In the treatment of movement disorders like Parkinson’s disease, doctors often use what is known as deep brain stimulation (DBS), in which implanted electrodes stimulate a patient’s brain. Functional Magnetic Resonance Imaging (fMRI) is an essential tool for mapping brain activity in such patients. Combining DBS with fMRI could lead to significantly improved imaging of brain activity, and a team of Chinese researchers have tested the use of graphene fiber-based electrodes to make it possible.
According to Physics World, the team has tested their method on rats with Parkinson’s, managing to successfully improve their movement capabilities using DBS in conjunction with the graphene fiber electrodes.
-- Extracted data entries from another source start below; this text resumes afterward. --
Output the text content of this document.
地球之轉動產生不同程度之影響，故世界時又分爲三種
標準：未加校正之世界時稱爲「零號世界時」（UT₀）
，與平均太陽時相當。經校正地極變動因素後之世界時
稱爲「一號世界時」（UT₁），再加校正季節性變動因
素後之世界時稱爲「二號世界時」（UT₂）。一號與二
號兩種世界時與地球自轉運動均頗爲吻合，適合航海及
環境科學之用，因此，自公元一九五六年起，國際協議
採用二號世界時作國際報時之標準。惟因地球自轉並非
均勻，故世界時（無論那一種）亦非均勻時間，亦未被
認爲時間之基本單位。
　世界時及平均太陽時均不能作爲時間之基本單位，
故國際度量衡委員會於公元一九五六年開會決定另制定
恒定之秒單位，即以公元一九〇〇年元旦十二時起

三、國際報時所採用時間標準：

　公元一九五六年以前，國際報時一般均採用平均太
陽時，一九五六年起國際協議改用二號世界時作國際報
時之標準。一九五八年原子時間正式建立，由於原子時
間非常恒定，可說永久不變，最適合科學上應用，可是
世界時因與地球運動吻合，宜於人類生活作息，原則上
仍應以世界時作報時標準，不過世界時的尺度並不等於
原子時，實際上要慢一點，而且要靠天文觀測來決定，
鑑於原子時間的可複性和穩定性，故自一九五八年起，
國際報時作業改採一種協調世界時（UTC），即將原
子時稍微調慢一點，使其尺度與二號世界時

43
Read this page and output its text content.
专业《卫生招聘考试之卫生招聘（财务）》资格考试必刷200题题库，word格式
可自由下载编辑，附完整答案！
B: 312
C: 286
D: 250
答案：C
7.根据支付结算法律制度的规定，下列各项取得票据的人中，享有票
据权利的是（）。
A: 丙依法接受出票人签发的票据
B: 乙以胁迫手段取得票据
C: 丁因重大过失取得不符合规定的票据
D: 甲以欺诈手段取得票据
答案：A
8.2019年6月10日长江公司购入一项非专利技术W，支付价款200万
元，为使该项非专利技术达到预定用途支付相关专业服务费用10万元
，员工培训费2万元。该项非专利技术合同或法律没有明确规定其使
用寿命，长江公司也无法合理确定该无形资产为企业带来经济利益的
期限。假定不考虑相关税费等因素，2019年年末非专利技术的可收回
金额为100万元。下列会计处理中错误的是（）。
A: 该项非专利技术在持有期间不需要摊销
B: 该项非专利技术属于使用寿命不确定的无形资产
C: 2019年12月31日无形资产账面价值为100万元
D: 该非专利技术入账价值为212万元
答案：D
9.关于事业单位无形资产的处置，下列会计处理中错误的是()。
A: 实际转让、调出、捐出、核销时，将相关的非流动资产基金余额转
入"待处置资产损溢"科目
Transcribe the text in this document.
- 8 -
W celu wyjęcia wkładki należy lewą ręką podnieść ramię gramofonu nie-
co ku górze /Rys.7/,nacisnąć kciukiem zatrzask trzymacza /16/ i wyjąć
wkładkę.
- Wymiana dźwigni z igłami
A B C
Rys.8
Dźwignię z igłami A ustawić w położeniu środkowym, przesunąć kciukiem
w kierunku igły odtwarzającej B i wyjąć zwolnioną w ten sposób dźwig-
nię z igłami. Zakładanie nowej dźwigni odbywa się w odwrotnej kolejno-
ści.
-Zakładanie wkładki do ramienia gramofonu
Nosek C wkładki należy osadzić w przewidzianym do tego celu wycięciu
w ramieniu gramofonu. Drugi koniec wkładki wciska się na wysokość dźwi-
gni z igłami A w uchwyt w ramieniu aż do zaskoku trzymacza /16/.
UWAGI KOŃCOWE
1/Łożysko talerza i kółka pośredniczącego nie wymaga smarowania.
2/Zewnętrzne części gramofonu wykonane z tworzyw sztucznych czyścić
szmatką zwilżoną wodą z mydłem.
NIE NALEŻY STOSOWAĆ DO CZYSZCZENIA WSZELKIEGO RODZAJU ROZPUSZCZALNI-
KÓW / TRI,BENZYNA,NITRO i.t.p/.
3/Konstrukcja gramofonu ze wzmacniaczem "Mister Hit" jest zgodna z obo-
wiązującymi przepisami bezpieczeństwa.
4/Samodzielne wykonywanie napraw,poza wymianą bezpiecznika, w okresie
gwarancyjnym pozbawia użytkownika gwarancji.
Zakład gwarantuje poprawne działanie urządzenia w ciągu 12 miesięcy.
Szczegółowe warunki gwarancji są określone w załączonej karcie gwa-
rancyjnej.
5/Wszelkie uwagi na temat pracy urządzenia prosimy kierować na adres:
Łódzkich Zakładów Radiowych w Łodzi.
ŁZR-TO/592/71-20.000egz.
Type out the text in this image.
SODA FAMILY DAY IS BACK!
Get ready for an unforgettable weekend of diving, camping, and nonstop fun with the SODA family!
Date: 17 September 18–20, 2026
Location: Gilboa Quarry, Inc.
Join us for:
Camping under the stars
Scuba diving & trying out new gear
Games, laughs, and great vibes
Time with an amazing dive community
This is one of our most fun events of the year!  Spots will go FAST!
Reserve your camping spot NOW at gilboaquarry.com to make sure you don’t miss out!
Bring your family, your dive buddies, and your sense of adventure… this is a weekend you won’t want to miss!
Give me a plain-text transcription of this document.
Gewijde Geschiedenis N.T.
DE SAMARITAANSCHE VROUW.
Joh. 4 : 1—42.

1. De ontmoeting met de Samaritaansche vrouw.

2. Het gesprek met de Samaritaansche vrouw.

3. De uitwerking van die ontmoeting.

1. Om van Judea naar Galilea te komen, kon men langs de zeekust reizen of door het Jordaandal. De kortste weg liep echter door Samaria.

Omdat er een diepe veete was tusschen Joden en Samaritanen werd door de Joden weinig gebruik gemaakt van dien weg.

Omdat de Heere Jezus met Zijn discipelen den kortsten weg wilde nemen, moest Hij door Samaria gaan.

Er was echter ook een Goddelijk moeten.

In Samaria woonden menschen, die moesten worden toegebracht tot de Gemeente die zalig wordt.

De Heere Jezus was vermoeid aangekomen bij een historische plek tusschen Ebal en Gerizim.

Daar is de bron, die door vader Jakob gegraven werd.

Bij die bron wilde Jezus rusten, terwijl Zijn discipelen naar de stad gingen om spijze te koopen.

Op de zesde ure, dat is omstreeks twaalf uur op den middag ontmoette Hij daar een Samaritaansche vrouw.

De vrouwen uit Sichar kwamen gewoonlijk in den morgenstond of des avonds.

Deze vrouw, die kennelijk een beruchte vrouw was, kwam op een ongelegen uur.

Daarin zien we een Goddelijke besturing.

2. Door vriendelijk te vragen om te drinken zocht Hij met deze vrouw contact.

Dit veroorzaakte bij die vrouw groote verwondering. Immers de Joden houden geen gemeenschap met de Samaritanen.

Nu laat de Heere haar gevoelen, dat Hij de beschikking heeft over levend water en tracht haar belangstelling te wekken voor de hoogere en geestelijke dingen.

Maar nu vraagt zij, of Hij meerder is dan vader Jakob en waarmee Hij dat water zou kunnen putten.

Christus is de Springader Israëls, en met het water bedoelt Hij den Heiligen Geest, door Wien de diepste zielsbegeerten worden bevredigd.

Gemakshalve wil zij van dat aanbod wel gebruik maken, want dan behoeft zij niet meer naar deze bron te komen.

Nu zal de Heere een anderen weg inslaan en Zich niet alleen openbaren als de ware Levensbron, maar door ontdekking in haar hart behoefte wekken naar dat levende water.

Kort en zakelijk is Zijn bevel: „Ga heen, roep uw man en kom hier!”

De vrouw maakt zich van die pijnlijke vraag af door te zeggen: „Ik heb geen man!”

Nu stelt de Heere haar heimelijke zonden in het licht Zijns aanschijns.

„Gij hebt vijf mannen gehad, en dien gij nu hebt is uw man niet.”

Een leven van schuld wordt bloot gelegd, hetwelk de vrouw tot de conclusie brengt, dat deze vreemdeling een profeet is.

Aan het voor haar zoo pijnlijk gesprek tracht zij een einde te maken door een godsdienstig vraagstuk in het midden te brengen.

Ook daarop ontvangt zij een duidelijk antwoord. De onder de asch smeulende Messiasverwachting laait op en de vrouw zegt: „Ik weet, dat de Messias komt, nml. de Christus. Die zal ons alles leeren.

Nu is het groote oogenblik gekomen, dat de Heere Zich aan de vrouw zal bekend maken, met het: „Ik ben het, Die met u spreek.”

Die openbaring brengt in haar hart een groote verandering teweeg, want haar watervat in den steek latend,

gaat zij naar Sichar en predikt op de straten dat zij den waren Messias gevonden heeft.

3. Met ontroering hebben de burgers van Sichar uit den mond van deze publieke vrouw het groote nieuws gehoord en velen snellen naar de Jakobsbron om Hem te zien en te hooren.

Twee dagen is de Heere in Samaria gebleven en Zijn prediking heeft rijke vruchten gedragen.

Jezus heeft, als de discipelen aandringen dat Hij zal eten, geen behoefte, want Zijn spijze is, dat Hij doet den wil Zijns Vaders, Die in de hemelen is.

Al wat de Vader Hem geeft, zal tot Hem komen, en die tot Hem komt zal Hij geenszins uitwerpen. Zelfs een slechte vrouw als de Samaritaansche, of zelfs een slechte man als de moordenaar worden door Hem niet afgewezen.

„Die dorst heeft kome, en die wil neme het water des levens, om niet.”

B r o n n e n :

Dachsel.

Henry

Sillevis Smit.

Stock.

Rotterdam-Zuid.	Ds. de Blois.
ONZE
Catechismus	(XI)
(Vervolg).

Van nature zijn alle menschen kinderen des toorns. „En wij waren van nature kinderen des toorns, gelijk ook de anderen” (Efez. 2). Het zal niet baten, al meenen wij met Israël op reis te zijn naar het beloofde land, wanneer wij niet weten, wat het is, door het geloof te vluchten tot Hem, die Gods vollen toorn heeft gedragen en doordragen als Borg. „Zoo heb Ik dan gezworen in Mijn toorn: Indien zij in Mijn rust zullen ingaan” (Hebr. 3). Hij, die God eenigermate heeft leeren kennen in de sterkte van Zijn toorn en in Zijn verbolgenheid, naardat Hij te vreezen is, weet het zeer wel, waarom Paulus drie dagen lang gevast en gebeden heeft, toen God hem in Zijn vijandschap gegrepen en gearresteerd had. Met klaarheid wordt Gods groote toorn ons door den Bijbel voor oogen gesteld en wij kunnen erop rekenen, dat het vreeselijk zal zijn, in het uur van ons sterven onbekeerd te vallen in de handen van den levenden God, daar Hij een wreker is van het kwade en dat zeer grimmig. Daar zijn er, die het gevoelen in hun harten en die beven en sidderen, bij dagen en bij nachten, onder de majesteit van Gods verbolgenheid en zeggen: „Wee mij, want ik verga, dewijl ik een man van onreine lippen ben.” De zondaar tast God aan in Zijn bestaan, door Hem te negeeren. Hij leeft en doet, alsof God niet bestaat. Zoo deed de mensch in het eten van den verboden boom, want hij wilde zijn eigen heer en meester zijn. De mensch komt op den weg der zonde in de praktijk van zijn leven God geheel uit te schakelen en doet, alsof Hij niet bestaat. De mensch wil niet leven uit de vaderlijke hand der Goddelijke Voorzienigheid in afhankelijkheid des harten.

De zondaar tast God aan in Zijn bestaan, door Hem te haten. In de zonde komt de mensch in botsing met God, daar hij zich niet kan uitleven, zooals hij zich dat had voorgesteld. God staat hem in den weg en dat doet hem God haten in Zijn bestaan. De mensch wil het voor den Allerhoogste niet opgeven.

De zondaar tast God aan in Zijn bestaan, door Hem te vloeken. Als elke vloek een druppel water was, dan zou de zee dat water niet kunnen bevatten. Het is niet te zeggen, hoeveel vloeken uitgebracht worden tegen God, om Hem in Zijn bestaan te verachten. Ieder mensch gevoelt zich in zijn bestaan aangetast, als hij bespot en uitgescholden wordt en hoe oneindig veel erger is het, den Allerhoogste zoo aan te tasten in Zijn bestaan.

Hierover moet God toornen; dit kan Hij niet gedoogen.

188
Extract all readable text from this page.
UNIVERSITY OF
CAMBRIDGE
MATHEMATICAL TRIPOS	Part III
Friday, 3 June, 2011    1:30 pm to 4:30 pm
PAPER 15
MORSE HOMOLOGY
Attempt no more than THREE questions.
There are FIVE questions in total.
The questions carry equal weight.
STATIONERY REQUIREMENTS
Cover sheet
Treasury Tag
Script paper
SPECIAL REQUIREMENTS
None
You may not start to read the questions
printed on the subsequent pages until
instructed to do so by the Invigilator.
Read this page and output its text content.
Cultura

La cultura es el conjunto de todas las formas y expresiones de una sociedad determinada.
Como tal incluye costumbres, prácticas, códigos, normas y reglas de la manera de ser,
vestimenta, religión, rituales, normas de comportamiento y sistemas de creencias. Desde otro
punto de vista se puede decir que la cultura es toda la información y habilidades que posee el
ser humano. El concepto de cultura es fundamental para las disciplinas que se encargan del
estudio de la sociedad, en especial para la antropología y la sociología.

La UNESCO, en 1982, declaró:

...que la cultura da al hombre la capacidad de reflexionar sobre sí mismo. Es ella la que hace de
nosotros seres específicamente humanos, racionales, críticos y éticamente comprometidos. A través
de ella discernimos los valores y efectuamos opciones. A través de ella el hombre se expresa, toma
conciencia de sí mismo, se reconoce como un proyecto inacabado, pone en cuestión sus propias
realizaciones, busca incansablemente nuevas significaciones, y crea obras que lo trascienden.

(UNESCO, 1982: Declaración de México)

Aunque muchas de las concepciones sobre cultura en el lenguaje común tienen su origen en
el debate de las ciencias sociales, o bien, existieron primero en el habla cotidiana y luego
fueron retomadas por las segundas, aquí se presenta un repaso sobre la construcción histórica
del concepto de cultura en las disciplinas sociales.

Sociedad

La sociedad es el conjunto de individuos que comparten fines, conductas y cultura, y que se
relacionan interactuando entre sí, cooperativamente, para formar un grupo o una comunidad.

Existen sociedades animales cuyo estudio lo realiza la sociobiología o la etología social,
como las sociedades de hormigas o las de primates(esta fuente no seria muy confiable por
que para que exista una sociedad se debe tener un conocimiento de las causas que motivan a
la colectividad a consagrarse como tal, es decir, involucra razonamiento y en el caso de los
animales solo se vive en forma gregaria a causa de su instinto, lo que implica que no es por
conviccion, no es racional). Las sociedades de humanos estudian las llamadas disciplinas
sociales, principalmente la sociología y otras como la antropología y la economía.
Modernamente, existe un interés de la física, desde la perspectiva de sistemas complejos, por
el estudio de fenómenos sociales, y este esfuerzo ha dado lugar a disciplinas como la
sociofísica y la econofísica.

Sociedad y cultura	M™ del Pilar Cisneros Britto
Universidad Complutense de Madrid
The MRI images produced using the graphene fiber electrodes were significantly cleaner and clearer than those using traditional platinum-iridium electrodes of the same size.
“The GF electrodes caused minimal interference to the magnetic field, and their presence would not cause significant attenuation in fMRI signals, thus enabling a full and unbiased mapping of the activation pattern under DBS–fMRI studies,” the researchers wrote in their study, recently published in Nature Communications. “Such advantage is critical for exploring the neuromodulatory effects and mechanisms of DBS therapies.”
The team hopes to eventually use the graphene fiber electrodes for further DBS-fMRI treatment for other brain conditions, including forms of depression that traditional methods have failed to treat.